Certain landmark games in recent years, like The Legend of Zelda: Breath of the Wild and Red Dead Redemption 2, have managed to successfully tread the line between the rigidity of realism and the exhilaration of pure escapism. But much like its stumbling protagonist, Death Stranding just can’t consistently get the balance right despite possessing equally lofty ambitions and countless inventive ideas. There is a fascinating, fleshed-out world of supernatural science fiction to enjoy across its sprawling and spectacular map, so it’s a real shame that it’s all been saddled on a gameplay backbone that struggles to adequately support its weight over the full course of the journey. It’s fitting that Kojima Productions’ latest is so preoccupied with social media inspired praise, because in some ways I did ‘Like’ Death Stranding. I just didn’t ever love it.

Eurogamer – Recommended 

As the credits roll on Death Stranding, heavy with unearned pathos, the impression you’re left with is of a self-congratulatory monument to the ego of a creator who is high on his own supply. Has Kojima always been this full of it? Maybe. But then you return to the game proper, select a humble delivery order, lace up your boots and plan another reckoning with those unforgettable, haunted moors.

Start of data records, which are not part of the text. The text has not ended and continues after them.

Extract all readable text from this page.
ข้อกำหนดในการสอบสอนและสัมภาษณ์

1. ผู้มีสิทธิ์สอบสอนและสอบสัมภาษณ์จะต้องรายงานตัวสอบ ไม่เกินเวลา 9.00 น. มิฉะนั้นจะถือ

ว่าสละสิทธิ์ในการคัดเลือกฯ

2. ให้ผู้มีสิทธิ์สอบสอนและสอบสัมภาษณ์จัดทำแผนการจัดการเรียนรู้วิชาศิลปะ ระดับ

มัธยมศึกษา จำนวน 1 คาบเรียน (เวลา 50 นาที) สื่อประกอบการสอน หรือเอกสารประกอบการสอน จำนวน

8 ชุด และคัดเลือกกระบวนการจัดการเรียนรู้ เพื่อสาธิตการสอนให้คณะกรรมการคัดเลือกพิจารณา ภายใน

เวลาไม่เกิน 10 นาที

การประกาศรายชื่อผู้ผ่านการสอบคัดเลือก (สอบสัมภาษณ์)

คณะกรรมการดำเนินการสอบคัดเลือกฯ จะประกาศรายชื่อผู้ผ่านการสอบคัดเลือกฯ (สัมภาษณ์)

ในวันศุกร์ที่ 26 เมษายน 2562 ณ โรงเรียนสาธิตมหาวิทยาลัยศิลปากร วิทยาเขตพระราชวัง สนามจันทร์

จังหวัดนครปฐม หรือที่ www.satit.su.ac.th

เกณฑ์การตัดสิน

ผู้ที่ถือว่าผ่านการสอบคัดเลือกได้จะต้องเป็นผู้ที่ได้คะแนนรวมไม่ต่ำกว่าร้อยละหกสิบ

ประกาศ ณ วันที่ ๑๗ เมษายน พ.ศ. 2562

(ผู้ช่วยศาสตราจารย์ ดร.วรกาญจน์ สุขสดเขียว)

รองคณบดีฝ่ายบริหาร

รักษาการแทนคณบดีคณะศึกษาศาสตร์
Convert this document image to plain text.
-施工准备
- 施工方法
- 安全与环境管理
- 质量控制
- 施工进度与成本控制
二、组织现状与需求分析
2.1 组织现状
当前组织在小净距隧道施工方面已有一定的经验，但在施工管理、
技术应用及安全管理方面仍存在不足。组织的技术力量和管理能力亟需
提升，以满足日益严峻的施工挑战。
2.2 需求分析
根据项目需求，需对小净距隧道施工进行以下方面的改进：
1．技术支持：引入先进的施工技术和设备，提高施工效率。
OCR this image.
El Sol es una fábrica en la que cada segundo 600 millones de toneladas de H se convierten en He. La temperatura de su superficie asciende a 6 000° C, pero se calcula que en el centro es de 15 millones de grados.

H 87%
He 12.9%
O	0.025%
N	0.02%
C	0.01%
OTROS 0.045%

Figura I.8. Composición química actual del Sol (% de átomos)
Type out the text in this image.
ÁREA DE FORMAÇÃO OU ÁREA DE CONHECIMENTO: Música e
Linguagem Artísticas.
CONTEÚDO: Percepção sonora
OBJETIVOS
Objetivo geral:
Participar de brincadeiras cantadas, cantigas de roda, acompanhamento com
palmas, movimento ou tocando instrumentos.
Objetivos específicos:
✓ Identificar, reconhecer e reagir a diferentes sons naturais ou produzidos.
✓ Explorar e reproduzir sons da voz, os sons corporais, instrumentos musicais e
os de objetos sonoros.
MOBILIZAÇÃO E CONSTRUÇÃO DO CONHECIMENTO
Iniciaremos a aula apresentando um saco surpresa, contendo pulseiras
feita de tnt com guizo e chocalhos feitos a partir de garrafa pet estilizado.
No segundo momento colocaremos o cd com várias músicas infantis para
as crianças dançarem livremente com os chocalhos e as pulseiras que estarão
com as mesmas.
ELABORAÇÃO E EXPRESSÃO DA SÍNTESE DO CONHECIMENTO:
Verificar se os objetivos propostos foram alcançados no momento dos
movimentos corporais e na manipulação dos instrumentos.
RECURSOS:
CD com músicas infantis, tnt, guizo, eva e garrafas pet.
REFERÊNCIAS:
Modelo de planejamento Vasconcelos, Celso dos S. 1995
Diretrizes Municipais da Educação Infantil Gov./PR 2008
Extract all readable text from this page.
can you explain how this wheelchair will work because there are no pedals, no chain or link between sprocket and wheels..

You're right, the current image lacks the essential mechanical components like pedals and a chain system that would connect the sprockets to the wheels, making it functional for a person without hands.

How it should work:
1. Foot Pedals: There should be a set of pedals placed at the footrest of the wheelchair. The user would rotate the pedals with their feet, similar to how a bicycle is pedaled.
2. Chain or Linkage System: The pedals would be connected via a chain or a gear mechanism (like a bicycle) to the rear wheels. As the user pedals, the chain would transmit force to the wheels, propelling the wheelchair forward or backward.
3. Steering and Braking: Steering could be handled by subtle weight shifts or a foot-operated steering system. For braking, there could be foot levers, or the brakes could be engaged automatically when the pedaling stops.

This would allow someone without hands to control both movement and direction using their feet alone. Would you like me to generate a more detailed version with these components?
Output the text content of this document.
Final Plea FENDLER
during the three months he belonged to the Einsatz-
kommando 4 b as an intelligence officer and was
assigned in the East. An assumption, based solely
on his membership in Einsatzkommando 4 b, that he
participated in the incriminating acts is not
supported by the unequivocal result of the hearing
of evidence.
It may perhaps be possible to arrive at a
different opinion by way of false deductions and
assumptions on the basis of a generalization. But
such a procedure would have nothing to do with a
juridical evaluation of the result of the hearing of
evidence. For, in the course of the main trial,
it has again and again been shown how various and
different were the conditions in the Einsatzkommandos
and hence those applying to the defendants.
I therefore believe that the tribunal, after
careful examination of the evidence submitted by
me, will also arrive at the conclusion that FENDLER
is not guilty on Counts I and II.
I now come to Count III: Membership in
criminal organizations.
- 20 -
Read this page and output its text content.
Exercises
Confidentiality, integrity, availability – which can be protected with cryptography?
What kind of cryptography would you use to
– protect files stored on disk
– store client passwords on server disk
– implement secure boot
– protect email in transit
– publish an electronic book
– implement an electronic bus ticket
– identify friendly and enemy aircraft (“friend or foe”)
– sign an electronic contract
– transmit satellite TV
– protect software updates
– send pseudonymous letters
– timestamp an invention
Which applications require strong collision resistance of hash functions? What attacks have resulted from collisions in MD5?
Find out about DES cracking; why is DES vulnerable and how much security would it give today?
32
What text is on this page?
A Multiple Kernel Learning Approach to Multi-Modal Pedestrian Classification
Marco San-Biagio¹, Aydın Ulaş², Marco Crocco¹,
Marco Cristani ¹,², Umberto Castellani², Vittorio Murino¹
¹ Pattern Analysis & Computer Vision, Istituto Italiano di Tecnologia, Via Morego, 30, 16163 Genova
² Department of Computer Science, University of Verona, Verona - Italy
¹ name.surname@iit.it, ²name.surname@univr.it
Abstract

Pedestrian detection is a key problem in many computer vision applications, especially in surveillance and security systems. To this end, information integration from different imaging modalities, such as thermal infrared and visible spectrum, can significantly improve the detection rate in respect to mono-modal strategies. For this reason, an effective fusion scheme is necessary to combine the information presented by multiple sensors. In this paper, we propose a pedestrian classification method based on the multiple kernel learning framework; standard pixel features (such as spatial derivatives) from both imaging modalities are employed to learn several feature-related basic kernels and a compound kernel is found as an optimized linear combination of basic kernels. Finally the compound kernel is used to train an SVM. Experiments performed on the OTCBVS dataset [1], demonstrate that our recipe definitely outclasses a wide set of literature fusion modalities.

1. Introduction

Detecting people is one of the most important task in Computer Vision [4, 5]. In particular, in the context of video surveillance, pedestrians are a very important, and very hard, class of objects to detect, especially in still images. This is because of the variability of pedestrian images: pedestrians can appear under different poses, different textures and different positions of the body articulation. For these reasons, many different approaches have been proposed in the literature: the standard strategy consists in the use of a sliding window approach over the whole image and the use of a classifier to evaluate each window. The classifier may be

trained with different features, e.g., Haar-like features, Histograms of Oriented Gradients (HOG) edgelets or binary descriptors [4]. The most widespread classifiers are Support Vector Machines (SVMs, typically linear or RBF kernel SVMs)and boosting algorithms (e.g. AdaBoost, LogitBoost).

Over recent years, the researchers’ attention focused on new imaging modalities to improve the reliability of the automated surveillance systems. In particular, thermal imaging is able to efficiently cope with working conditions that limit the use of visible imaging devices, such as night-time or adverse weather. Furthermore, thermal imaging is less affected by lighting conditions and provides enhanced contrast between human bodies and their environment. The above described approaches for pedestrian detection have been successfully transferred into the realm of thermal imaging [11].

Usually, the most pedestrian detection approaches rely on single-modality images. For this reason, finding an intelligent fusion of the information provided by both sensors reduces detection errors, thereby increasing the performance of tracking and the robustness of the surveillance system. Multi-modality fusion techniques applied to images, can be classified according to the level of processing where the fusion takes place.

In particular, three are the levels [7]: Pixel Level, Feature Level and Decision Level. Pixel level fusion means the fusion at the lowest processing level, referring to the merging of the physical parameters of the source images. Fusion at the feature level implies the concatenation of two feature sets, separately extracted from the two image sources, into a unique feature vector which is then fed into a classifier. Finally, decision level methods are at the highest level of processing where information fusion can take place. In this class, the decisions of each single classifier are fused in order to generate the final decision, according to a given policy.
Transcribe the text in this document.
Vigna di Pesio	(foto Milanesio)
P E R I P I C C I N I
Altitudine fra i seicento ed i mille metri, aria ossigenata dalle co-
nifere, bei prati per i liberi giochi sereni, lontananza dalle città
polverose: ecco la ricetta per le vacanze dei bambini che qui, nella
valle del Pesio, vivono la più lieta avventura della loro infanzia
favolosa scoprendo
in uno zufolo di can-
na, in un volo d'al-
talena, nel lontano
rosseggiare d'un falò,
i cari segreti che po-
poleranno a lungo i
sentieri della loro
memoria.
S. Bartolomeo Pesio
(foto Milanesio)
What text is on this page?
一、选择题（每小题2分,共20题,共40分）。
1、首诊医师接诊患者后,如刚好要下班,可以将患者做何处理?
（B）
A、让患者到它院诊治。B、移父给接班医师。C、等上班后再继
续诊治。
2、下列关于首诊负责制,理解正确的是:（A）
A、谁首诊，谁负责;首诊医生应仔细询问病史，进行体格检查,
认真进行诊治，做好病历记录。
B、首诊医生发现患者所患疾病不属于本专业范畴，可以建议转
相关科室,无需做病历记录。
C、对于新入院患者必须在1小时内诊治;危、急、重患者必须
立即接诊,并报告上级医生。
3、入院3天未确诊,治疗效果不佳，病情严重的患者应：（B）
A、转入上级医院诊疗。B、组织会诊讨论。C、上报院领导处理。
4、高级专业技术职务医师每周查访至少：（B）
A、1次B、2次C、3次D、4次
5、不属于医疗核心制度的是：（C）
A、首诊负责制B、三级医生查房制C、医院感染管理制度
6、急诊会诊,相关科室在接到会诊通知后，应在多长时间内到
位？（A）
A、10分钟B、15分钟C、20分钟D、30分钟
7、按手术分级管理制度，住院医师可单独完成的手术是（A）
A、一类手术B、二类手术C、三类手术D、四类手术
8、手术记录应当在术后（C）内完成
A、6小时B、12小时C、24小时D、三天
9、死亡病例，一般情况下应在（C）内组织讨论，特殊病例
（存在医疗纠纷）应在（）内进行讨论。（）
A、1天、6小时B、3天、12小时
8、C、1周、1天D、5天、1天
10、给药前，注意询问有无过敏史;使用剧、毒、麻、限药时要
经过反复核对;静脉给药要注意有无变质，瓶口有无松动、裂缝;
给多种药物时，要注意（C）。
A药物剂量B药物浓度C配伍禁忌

And you realise that this game has got under your skin in a way few do.

Game Informer 7/10 

Try as it might, Death Stranding’s story doesn’t shore up its faults. It’s the normal Kojima mix of twists-and-turns, tropes, and overbearing themes, but at least I like that it explores real-world topics like the theory of multiple dimensions and key events in the history of the planet’s biodiversity. Like Sam himself, I often wasn’t sure why I kept going in Death Stranding. Maybe there was a little bit of pride in another task checked off the list, another job done. Unfortunately, this added up to little reward in the end.